Wpis z mikrobloga

Hej Mirki. Mam pytanie. Warto dopłacać do sakw crosso z coldury? Na razie mam sakwy dry bag na tył i w sumie od 3 lat używam ich prawie codziennie przez 7/8 miesięcy w roku. Jedna już jest trochę przetarta na zgięciach. Tak że widać materiał. Wiem że są latki więc bez problemu ale czy warto może teraz dopłacić do sakw przednich z coldury, które będą używane zamiast tych tylnych do codziennego użytku. Jedzenie do pracy itd itd? Wiem że je też można latać ale tylko z jednej strony a nie z 2 czy coś takiego. Jakieś rady co wybrać? Ważne żeby działały do końca świata i o jeden dzień dłużej. Na przyszły tydzień mają pojawić się sakwy z Lidla za 60 zł ale nie są wodoodporne i chyba jednak wolę dopłacić te 200 zł i mieć spokój że na trasie i przy codziennym użytkowaniu się nie przetrzą ani nie przemokną. Co radzicie?
#rower #podrozujzwykopem #rowery
  • 10
@xaliemorph do pracy jeżdżę z sakwa. Zazwyczaj mam tam śniadanie więc taka 15 litrów starczy xd czasem jakaś bluzę czy coś. A na dłuższe trasy takie z noclegiem to raz w roku na tydzień i może dwa razy znjednym noclegiem nad jeziorem więc takich długich i ciężkich tras aż tyle nie mam. Głównie dostają po dupie przez codziennie użytkowanie.
@Simfecstio widziałem już przetarte te sakwy, więc nie sądzę żeby były dużo bardziej wytrzymałe od dry bag. Uważaj co i gdzie pakujesz (szczególnie na dole sakwy) i powinno być git.

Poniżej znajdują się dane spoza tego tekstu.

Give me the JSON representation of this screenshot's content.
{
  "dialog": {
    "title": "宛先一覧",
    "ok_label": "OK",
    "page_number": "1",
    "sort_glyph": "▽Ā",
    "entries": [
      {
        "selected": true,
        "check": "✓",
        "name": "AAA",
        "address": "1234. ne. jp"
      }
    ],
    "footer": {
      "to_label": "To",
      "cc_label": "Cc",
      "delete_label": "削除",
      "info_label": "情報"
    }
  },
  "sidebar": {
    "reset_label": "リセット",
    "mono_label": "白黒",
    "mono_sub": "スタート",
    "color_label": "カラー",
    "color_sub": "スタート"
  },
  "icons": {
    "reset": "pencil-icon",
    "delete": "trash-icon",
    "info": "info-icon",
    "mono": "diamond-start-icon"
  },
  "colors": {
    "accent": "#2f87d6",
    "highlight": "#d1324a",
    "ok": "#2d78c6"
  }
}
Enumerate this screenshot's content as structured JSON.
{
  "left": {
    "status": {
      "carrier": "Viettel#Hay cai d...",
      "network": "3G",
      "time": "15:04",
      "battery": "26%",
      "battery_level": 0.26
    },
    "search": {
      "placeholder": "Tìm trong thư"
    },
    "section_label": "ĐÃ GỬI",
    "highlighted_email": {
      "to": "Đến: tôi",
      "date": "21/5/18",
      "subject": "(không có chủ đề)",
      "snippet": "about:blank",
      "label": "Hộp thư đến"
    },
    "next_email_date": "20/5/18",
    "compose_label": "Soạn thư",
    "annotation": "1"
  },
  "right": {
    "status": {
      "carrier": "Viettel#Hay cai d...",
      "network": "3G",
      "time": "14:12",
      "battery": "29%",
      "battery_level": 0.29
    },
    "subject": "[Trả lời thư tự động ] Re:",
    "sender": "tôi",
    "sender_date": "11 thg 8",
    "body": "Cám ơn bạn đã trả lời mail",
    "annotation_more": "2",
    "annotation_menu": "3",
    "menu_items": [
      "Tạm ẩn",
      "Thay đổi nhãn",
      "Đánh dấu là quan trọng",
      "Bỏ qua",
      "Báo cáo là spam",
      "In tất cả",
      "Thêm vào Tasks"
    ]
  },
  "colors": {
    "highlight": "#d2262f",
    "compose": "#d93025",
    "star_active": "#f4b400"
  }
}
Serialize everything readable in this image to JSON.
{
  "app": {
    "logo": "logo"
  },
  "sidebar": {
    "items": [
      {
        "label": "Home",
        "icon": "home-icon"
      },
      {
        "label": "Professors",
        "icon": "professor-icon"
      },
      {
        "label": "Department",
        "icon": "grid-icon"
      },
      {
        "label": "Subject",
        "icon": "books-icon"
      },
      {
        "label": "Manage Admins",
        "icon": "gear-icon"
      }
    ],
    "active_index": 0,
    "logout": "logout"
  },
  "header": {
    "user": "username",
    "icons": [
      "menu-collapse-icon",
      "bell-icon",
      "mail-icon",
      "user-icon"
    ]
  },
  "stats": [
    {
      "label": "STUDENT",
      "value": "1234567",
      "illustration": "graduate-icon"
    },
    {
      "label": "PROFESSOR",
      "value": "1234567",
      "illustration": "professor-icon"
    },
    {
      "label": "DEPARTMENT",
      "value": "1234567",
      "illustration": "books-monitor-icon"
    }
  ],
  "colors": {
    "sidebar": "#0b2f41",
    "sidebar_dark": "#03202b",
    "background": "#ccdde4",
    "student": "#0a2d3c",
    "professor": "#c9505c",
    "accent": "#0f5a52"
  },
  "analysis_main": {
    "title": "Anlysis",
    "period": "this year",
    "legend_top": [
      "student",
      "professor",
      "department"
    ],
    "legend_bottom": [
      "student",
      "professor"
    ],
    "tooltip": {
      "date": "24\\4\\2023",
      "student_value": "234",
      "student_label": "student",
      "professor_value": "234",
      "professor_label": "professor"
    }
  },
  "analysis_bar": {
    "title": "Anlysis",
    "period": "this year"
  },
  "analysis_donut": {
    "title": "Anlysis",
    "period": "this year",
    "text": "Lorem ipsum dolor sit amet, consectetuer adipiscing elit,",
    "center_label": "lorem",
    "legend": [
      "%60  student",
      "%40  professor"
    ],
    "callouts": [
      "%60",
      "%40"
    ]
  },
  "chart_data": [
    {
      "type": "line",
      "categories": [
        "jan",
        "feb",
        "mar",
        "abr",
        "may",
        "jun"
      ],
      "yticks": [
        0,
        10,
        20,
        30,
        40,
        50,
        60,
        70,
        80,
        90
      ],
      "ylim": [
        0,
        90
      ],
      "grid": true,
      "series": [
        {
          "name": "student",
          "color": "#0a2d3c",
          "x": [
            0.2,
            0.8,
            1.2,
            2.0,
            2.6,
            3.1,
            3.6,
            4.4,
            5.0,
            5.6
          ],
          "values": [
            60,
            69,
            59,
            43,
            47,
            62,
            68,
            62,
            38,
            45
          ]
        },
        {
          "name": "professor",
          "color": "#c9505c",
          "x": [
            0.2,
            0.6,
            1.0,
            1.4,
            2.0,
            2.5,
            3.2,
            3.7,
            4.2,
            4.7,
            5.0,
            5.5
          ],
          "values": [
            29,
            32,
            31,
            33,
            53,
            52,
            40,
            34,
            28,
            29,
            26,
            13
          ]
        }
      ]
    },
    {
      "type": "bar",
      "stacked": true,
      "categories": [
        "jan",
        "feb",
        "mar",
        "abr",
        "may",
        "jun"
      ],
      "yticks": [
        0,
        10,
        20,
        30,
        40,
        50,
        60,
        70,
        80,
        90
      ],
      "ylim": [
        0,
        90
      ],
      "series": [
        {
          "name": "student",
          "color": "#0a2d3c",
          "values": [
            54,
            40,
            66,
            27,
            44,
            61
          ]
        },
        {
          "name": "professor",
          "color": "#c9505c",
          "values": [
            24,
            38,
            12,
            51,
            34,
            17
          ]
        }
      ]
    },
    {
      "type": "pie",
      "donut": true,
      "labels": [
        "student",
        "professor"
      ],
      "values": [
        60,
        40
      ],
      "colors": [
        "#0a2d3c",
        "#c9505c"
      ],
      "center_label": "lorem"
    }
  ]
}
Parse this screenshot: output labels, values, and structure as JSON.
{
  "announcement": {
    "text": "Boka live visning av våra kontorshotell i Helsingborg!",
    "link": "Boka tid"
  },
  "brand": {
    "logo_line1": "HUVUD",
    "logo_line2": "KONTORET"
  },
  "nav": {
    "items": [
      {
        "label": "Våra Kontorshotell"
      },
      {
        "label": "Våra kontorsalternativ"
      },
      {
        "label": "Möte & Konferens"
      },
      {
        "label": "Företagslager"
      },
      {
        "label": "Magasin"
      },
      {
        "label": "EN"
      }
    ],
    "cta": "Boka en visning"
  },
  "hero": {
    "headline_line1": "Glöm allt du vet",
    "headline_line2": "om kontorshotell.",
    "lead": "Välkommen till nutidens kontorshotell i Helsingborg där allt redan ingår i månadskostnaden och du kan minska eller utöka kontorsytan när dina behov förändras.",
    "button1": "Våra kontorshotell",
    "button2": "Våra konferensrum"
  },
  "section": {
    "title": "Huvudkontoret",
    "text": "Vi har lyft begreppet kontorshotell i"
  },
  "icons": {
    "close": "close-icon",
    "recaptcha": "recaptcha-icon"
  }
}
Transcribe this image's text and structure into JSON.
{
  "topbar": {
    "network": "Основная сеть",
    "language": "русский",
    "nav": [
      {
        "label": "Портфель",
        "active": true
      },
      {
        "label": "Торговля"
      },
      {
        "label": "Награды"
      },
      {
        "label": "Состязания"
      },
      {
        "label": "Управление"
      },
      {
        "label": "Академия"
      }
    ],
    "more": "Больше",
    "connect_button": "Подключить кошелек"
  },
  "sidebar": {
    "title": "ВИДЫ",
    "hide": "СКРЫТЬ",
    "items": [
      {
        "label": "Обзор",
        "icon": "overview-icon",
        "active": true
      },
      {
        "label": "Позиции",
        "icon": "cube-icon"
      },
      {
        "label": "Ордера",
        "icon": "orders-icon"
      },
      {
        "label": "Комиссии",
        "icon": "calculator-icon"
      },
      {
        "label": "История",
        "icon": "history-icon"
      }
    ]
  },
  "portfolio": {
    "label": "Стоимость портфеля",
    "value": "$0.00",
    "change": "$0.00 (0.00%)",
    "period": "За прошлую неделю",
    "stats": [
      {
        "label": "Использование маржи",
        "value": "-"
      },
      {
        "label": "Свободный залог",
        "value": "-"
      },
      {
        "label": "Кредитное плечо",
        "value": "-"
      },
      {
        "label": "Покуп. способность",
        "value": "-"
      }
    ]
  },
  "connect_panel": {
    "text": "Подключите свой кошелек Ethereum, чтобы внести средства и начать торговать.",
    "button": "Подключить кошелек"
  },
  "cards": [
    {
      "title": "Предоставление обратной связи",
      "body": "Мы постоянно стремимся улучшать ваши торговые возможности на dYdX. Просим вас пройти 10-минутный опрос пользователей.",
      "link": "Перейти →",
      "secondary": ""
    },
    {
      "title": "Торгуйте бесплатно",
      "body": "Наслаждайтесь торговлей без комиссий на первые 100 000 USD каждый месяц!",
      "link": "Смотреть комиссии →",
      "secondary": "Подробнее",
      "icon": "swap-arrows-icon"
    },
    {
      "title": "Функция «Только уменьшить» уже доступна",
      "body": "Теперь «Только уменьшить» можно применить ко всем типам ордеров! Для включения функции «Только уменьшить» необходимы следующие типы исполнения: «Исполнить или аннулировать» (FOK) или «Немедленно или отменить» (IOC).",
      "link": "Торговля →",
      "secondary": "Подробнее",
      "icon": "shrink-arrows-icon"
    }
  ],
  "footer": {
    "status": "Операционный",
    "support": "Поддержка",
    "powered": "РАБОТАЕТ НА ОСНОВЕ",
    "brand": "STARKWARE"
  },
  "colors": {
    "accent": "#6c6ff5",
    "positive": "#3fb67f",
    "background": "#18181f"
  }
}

Osobiście jeżeli miałbym dopłacać to do ortliebów, bo są wygodniejsze i stabilniejsze.

Ten szmelc z Lidla sobie daruj, wg mnie najtańszą sensowną opcją są crosso dry lub Sport Arsenal.
@Simfecstio ja osobiście na przodzie mam dry bagi, z tyłu ortlieb. Jedna mi się przetarła w rogu, ale właśnie przez to że źle ja zapakowałem. Z twistów nie korzystałem. Ogólnie ortlieby też mają swoje wady wg mnie, więc z pośród tej trójki nie możesz się pomylić, każde będą ci dobrze służyć. Jeżeli cena ma dla ciebie duże znaczenie to weź najtańsze.